Wakil Ketua DPW PSI Jawa Barat, Iwan Koswara.

REPUBLIKA.CO.ID, BANDUNG — Partai Solidaritas Indonesia (PSI) Jawa Barat mulai memanaskan mesin partai dengan menyasar pemilih muda menjelang Pemilu 2029. Berdasarkan data Komisi Pemilihan Umum, jumlah pemilih di Jawa Barat pada 2024 mencapai sekitar 35 juta orang, dengan partisipasi sekitar 22 juta pemilih.

Angka tersebut diproyeksikan meningkat pada 2029 seiring masuknya sekitar 3–4 juta penduduk yang pada 2025 masih berusia 13–16 tahun dan akan menjadi pemilih pemula.

Wakil Ketua DPW PSI Jawa Barat, Iwan Koswara mengatakan partainya telah menyiapkan berbagai langkah untuk menjangkau generasi baru pemilih tersebut. “Mesin partai sudah dipanaskan.
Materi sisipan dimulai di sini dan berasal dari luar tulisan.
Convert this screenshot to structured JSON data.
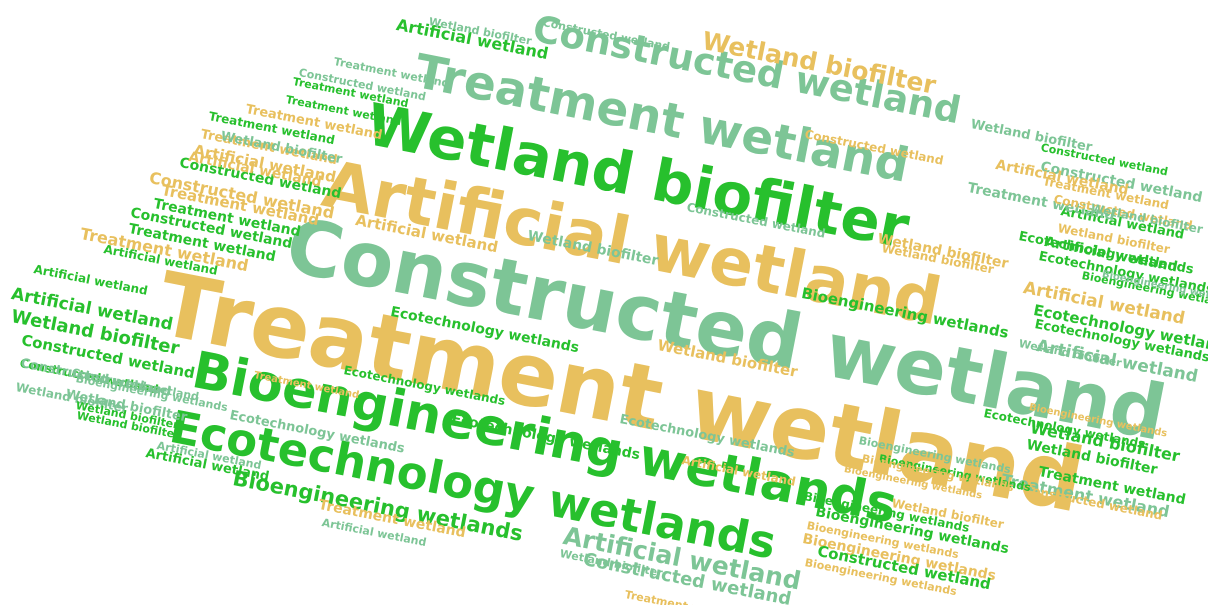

Kami fokus pada pemilih muda yang jumlahnya akan sangat besar pada 2029,” ujar Iwan kepada Republika.co.id, Senin (23/2/26).

Menurut dia, generasi muda memiliki karakteristik berbeda dengan pemilih sebelumnya, terutama dalam hal akses informasi dan kedekatan dengan isu digital, pendidikan, serta lapangan kerja. Karena itu, PSI Jabar menyiapkan program pendekatan melalui pendidikan politik, literasi digital, serta kegiatan yang menyentuh langsung kebutuhan anak muda.

Iwan menilai, pemilih pemula akan menjadi faktor penentu dalam peta politik Jawa Barat ke depan. Dengan konsolidasi organisasi hingga tingkat akar rumput, PSI optimistis dapat meningkatkan perolehan suara secara signifikan.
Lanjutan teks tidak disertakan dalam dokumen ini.